Xangô

Divindade de Umbanda, manifestação do Trono Masculino da Justiça, irradia Justiça o tempo todo, de forma passiva não forçando ninguém a vivenciá-la, mas sustentando a todos que a buscam. Elemento fogo, presente nas montanhas e pedreiras. Senhor dos Trovões, Xangô é ainda simbolizado por uma balança (o equilíbrio da justiça) e o machado de dois cortes. Dentro ainda do simbolismo, podemos citar para Xangô a estrela de seis pontas, formada por dois triângulos, um que aponta ao alto e outro que aponta para baixo, simbolizando o equilíbrio do universo onde “o que está acima é como o que está abaixo”, citado também por Hermes Trimegistro em sua pedra de esmeralda. Cor: Vermelho ou Marrom. Pedra: Jaspe vermelho ou marrom, pedra do sol, olho de tigre, ágata de fogo.

 

Comentários Dirigente: Trono Masculino da Justiça, Xangô, sempre se mostra acima das Divindades locais, pois só assim mantém a imparcialidade, muitas vezes aparecendo como Rei entre os deuses. O raio e o trovão comumente aparecem como instrumento dessa divindade, já que impõem o respeito que é merecido à Justiça Divina.
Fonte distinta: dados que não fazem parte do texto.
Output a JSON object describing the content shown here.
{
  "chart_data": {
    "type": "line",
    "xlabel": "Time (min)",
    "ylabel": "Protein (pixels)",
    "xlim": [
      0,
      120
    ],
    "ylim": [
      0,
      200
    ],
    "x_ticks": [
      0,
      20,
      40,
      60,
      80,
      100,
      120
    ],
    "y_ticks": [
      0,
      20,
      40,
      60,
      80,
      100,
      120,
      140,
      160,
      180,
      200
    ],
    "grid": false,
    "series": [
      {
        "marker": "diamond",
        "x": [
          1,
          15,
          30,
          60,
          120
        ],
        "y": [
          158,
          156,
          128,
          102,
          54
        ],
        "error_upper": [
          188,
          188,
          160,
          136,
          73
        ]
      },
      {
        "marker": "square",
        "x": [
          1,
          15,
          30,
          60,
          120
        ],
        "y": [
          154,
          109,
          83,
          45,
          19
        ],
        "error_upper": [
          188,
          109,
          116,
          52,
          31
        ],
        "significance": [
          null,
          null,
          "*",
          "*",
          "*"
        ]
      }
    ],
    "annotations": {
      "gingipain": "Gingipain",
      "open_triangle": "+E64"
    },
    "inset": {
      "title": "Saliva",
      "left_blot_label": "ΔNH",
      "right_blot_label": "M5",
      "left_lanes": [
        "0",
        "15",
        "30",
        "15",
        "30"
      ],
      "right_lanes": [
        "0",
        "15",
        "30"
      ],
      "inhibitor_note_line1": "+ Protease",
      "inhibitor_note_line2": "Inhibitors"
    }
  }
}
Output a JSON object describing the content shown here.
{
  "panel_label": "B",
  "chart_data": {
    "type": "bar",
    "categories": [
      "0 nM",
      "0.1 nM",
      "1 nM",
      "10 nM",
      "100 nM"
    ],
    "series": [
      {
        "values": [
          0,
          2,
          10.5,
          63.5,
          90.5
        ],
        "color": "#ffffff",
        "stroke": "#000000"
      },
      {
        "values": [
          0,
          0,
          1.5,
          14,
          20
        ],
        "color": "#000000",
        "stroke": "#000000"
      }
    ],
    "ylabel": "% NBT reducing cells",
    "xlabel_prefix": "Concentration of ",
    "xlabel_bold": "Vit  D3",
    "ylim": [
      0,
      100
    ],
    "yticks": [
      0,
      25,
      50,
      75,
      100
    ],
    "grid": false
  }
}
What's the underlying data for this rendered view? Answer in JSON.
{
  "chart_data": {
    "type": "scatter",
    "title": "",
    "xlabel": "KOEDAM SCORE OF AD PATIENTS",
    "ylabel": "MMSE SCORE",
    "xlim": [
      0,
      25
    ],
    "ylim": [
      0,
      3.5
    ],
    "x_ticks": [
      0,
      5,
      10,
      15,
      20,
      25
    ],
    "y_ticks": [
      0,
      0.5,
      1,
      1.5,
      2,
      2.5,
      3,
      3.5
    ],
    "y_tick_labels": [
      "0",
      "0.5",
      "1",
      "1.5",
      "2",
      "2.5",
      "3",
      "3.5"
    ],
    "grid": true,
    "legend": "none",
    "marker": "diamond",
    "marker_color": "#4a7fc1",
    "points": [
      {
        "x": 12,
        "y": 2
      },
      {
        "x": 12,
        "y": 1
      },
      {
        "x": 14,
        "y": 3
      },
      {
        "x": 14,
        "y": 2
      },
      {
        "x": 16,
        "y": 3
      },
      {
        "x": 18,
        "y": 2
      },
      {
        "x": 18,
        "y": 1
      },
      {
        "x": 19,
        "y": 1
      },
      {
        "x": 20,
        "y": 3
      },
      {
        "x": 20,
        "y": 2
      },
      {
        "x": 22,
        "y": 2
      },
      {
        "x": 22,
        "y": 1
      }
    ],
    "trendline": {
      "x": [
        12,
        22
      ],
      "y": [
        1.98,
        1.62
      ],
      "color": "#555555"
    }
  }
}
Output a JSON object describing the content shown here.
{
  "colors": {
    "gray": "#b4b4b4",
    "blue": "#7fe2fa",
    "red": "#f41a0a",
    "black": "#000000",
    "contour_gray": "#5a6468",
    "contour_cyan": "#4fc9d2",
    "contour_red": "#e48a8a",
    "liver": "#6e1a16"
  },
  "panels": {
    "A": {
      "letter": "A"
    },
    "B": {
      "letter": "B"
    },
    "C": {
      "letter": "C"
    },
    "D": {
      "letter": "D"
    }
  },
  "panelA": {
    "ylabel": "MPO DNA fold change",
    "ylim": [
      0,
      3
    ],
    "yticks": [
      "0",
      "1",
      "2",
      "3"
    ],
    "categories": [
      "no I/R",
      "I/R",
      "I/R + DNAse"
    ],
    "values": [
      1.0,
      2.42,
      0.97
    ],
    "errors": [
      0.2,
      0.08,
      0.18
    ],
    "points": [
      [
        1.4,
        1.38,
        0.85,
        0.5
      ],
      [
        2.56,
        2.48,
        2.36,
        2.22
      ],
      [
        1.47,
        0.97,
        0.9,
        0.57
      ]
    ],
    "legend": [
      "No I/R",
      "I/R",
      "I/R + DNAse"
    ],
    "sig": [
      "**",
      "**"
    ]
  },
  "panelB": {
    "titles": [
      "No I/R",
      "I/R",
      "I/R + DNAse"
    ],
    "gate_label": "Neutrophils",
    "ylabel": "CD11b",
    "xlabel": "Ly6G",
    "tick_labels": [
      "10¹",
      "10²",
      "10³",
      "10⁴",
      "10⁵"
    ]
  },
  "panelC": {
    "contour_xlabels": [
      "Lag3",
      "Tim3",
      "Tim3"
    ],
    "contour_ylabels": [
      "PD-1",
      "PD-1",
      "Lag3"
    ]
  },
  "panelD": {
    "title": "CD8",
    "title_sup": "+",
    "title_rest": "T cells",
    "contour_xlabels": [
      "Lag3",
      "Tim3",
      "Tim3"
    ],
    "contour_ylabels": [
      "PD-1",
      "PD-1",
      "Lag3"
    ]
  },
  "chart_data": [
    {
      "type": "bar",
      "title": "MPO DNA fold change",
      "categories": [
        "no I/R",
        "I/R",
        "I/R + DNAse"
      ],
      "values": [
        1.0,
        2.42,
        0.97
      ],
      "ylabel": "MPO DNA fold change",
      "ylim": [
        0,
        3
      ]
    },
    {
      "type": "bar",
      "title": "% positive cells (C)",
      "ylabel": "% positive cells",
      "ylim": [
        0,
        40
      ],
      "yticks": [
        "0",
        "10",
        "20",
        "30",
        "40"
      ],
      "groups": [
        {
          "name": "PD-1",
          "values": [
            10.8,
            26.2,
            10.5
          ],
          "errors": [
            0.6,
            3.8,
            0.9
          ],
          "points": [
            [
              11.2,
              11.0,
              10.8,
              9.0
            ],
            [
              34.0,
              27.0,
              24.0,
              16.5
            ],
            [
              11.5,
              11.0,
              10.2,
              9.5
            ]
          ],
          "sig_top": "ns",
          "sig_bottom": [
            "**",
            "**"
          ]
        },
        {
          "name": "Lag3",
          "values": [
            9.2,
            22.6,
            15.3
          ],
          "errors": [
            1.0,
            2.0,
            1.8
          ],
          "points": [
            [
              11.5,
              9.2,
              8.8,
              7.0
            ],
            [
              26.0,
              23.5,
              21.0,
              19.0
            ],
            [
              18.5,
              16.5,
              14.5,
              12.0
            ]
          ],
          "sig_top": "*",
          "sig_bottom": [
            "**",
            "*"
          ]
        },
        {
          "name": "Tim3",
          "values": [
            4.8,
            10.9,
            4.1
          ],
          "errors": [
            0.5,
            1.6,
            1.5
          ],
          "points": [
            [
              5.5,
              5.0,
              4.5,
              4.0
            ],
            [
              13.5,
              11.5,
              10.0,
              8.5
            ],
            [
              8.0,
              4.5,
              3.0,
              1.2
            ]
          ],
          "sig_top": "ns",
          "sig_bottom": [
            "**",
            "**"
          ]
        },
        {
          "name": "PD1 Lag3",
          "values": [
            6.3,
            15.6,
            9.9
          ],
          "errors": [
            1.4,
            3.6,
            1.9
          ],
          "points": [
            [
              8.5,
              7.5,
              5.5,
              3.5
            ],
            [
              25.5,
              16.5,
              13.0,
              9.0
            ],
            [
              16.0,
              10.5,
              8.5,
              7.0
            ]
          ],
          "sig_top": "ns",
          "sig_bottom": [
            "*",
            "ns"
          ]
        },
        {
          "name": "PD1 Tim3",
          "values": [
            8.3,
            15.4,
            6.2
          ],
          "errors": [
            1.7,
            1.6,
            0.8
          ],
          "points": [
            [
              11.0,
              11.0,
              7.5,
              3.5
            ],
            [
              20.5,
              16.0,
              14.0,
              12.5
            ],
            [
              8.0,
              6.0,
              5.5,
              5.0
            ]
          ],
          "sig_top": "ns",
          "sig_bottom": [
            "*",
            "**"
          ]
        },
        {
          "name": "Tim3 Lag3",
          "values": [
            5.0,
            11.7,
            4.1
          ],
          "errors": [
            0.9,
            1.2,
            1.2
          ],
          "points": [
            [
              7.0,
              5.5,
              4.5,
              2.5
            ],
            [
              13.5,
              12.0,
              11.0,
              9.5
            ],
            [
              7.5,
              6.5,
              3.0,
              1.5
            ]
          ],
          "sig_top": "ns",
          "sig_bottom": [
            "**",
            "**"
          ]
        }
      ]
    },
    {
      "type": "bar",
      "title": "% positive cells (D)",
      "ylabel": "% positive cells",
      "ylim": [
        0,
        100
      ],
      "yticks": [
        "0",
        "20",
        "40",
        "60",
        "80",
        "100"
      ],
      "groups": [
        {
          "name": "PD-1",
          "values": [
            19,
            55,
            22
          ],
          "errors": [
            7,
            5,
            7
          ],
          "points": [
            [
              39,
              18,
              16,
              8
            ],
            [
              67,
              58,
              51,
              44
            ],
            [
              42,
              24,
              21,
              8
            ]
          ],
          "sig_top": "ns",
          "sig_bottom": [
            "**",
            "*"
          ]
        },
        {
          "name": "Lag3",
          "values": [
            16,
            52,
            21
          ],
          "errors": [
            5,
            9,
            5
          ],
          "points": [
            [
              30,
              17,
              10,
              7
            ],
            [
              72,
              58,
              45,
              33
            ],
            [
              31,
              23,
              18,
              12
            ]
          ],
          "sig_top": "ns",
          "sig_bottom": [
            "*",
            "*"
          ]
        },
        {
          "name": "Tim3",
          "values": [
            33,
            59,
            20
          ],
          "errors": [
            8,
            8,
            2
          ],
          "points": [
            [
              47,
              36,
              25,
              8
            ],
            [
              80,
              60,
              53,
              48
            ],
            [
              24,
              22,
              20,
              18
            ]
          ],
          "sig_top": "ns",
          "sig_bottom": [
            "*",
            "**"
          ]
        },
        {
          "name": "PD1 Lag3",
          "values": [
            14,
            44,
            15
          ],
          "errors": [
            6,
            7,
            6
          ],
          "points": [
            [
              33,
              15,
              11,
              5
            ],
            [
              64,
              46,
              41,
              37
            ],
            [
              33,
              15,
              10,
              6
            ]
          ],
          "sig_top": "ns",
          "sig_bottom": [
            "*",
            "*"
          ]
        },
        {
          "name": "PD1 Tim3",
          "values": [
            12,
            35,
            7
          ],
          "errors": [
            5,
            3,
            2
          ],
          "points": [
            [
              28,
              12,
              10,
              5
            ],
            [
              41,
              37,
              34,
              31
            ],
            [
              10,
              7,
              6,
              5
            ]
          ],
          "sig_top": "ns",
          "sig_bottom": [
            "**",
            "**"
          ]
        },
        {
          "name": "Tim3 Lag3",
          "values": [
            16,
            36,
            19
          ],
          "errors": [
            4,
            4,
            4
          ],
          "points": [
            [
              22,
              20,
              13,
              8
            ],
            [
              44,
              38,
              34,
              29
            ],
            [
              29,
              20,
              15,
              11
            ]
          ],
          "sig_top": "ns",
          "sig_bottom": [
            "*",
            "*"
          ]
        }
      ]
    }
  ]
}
Na Umbanda, é sincretizado com São Jerônimo e Moisés, chegando a apresentar imagens que mostram São Jerônimo com as Tábuas da Lei de Moisés na mão.

TRONO DA JUSTIÇA:

XANGÔ E EGUNITÁ

Egunitá

 

Divindade de Umbanda, é o Trono Feminino da Justiça, absorve o desequilíbrio na Justiça de forma ativa, reconduzindo o ser ao equilíbrio; cósmica, pune quem dá mau uso ou se aproveita dessa qualidade divina com más intenções. Fator purificador e energizador, divindade da purificação através do fogo. Também portadora de grande energia a transmite a quem dela precise.

 

Elemento fogo que absorve o ar. Assim como Iansã, ora faz par com Ogum (Lei) ora faz par com Xangô (Justiça). Também inflexível é implacável contra as injustiças e negativismos humanos. Mostrando-se assim grande protetora daqueles que a merecem. É Senhora da espada flamejante e tão racional quanto Xangô. Ponto de força, caminhos e pedreiras. Sua cor é o laranja. Pedra: ágata de fogo.

 

Comentários do Dirigente: O Trono Feminino da Justiça, Egunitá, sempre foi cultuada em várias culturas como podemos ver acima. A princípio não é um Orixá muito conhecido entre os Nagô-Yorubás, africanos, mas essencial para completar todo um panteão de Umbanda.  Sendo a mãe que purifica os males por meio de seu fogo, ou recorremos a Ela ou nos tornamos carentes de sua presença nos momentos em que só uma Mãe Ígnea pode nos ajudar. Na Umbanda, é sincretizada com Santa Brígida, a santa do fogo perpétuo associada a Brighid celta ou Santa Sara Kali,  padroeira dos ciganos que surge como “virgem negra” associada a Kali hindu.